Use the widget above to look at the three class densities for each of the 4 features. Here are some questions for you:
1. For which feature (0-3) do the densities for classes 0 and 2 *overlap* the most?
2. For which feature (0-3) is class 2 the most spread out relative to the other two classes?
3. For which feature (0-3) do the three classes seem the most *separated* (this is somewhat subjective at present)?

How well can we predict the class (0, 1, 2) based just on one feature? The code below lets us find this out.

In [None]:
@interact( feature=IntSlider(0,0,3) )
def test_model(feature):
    mu, var, pi = fit_generative_model(trainx, trainy, feature)
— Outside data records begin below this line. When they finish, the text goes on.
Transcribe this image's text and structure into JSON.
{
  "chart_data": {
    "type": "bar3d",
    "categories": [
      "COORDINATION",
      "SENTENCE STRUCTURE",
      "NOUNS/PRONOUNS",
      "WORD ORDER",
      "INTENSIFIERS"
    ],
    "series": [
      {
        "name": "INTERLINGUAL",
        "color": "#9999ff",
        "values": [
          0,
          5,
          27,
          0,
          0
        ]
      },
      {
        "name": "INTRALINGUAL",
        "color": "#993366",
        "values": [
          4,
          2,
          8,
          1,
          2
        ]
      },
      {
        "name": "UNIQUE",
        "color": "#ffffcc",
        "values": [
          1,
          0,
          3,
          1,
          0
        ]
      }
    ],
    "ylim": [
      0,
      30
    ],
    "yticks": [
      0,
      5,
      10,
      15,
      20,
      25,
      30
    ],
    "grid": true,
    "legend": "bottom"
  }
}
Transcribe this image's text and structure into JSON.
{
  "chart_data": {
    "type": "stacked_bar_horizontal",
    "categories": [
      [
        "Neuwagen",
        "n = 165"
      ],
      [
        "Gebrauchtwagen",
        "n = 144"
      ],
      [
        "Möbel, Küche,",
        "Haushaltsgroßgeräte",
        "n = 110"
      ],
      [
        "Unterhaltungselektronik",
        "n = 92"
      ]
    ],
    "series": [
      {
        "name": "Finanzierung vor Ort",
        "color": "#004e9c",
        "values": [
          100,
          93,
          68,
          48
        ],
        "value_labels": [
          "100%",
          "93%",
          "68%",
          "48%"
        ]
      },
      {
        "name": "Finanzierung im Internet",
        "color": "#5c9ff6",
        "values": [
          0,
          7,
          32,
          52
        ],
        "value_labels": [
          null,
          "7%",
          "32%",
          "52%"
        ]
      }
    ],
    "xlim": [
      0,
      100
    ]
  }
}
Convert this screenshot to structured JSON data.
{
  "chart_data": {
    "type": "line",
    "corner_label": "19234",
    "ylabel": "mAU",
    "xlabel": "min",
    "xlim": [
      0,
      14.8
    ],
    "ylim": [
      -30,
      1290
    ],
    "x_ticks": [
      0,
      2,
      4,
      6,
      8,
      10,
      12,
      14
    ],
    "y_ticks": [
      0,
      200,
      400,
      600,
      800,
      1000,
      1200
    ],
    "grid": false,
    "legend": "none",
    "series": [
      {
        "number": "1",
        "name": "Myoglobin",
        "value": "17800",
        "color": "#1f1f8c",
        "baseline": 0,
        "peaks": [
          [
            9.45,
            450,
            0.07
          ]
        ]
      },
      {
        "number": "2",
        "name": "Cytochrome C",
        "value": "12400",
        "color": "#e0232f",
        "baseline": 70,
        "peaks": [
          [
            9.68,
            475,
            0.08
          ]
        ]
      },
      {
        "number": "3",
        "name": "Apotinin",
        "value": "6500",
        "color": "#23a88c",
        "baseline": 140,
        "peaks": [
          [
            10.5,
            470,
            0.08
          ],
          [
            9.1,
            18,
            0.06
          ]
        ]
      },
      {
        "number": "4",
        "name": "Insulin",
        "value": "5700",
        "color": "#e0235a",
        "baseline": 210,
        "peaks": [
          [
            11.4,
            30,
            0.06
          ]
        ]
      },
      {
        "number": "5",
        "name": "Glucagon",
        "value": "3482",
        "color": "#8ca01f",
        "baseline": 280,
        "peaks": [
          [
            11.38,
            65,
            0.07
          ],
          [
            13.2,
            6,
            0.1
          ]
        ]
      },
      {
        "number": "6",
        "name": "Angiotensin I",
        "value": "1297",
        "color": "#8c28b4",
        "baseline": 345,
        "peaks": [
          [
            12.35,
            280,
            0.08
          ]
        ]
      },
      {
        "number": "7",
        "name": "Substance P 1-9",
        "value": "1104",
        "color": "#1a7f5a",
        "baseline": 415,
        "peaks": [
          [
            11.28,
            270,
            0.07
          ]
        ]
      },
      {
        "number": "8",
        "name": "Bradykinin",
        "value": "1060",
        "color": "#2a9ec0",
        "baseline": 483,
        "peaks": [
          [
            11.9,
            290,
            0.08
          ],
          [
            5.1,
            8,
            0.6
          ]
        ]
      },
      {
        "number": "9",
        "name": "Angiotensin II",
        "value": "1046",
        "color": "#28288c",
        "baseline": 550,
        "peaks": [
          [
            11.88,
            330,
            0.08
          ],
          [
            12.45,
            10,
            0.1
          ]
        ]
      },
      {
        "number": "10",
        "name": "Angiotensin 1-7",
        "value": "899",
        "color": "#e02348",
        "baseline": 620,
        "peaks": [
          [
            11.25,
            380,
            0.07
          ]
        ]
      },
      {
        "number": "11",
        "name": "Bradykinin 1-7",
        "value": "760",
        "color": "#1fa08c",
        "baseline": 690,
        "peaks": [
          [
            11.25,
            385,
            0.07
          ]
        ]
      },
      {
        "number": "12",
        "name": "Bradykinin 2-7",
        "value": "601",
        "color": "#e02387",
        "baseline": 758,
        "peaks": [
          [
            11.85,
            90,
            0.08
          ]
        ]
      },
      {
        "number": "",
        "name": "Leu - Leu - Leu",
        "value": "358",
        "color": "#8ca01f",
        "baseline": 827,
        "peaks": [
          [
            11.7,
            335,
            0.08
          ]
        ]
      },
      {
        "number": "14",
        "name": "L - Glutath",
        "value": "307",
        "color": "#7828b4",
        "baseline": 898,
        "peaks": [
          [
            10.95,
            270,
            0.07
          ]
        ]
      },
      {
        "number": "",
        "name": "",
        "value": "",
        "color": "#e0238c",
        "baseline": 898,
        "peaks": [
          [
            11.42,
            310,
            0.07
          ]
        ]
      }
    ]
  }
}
    k = 3 # Labels 0,1,2,...,k
    n_test = len(testy) # Number of test points
    score = np.zeros((n_test,k+1))
    for i in range(0,n_test):
        for label in range(0,k):
            ### START CODE HERE ###
            # Implement the formula for normal pdf. 
            # If you can't, use the built-in norm.logpdf() but to get the full grades you should implement your own  
            
            score[i,label] = None 
    predictions = None #think about using np.argmax on score[]
    ### END CODE HERE ###
    # Finally, tally up score
    errors = np.sum(predictions != testy)
    print ("Test error using feature " + featurenames[feature] + ": " + str(errors) + "/" + str(n_test))

### Questions:
In this notebook, we are looking at classifiers that use just one out of a possible 4 features. Choosing a subset of features is called **feature selection**. In general, this is something we would need to do based solely on the *training set*--that is, without peeking at the *test set*.

For the IRIS data, compute the training error and test error associated with each choice of feature.

In [None]:
### Write your code here

Based on your findings, answer the following questions:
* Which two features have the lowest training error? List them in order (best first).
* Which two features have the lowest test error? List them in order (best first).